More and more research projects are investigating scientific questions using ancient DNA (aDNA). Many of the available methods and pipelines for the analysis of aDNA sequencing data are difficult in application and require complex configuration and manual assembly of analysis tools. Especially with modern sequencing technology at hand, larger and more datasets are created, which require methods for the efficient and scalable analysis of such kinds of data. To address these challenges, we introduce the EAGER pipeline.
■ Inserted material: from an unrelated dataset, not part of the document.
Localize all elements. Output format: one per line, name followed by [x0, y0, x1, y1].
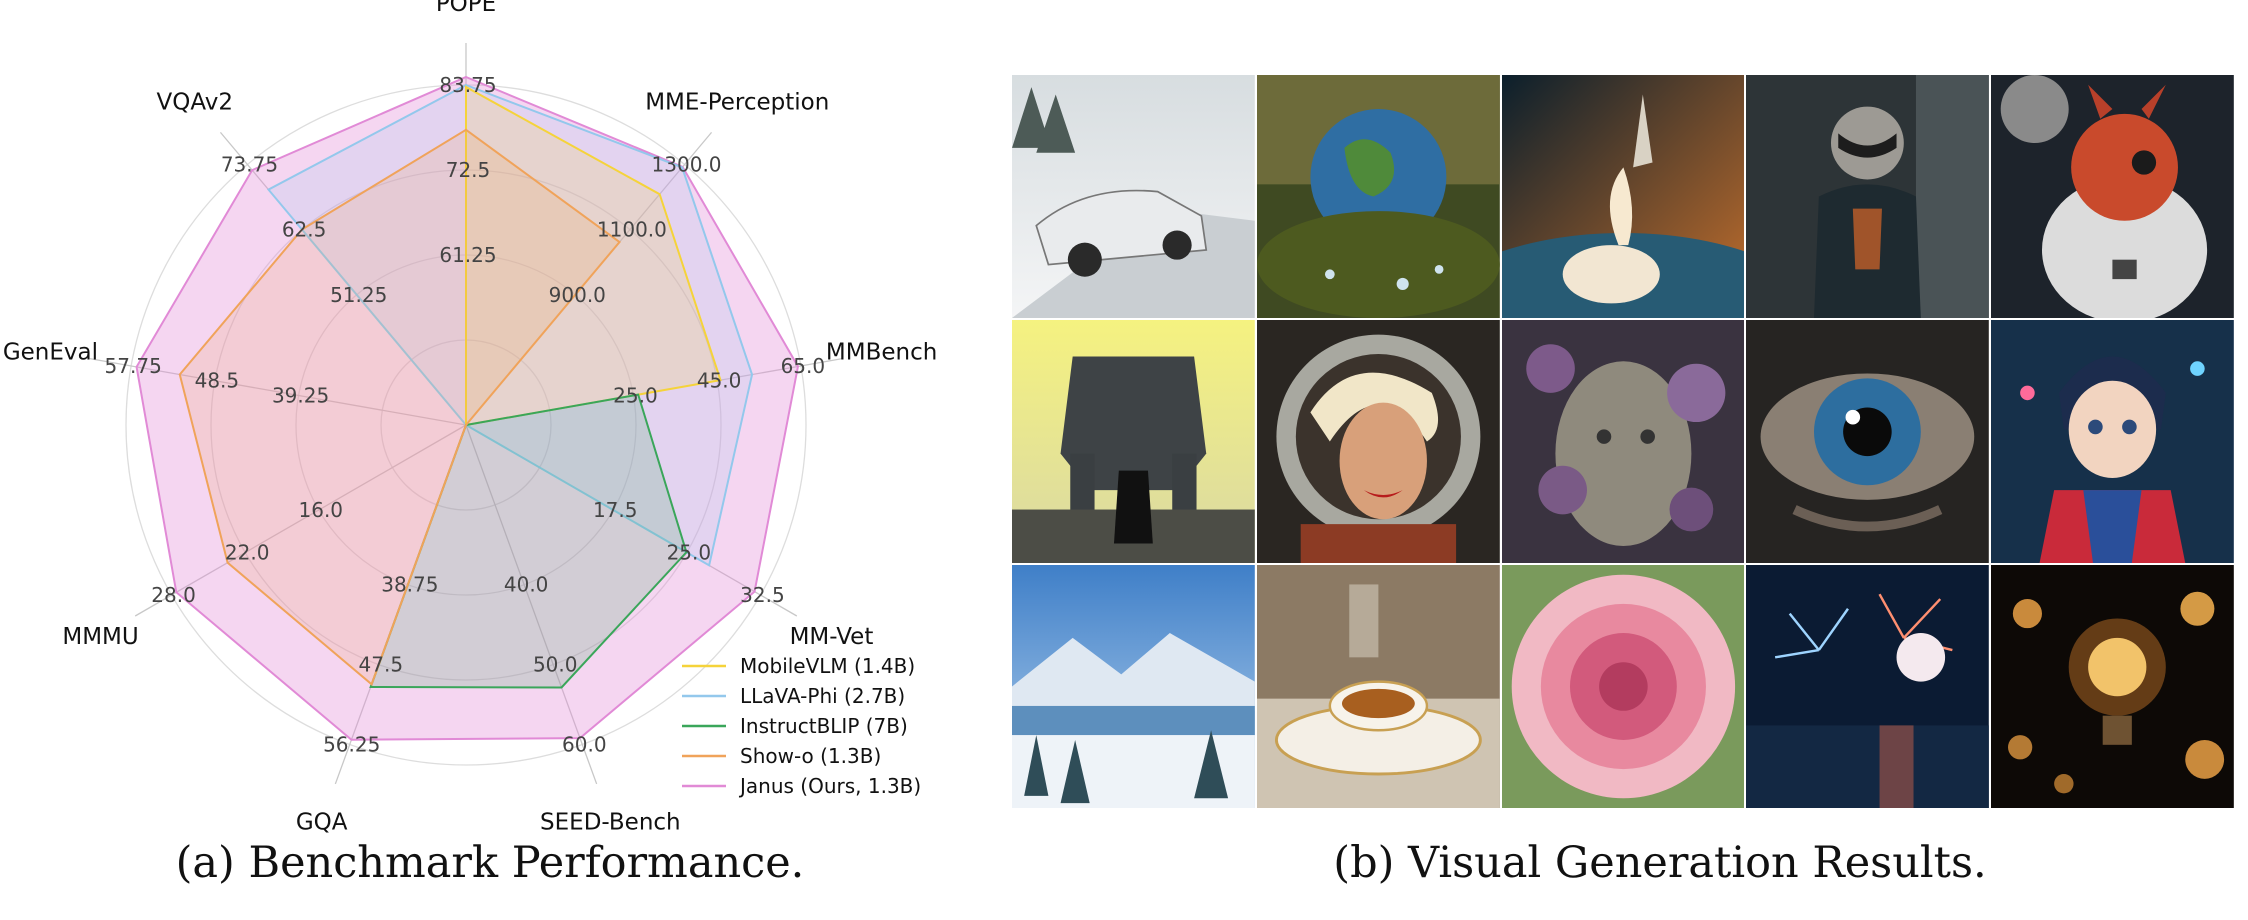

EAGER provides state-of-the-art methods to perform quality control, mapping, authentication, contamination estimation and genotyping of NGS data in an accessible manner. Our pipeline incorporates several new methods for paired-end read merging, improved duplication removal and mapping that are specifically tailored to improve the analysis output for aDNA projects. Users are provided with a graphical user interface (GUI) to configure the pipeline, hiding much of the complexity of the analytical processes. The complete pipeline is distributed as a Docker image, thus there is no requirement to install all the underlying tools independently. All the required methods and tools are provided within a single image to the end user. To further increase the usability of the pipeline, users are provided with automatically generated extensive reports of their analysis runs. These include important analysis statistics in Excel compatible formats, making the assessment of whole-genome sequencing runs very easy.
We have successfully utilized the pipeline in several projects for both bacterial and human genetic data. EAGER can reconstruct the genome of an ancient human aDNA dataset of ~100GB in size in less than one week. The pipeline is provided to the public on GitHub and our webpage.
EAGER can provide a well-defined standard for aDNA analysis, specifically incorporating the needs of labs with limited bioinformatics resources, additionally minimizing both administrative and installation effort for users.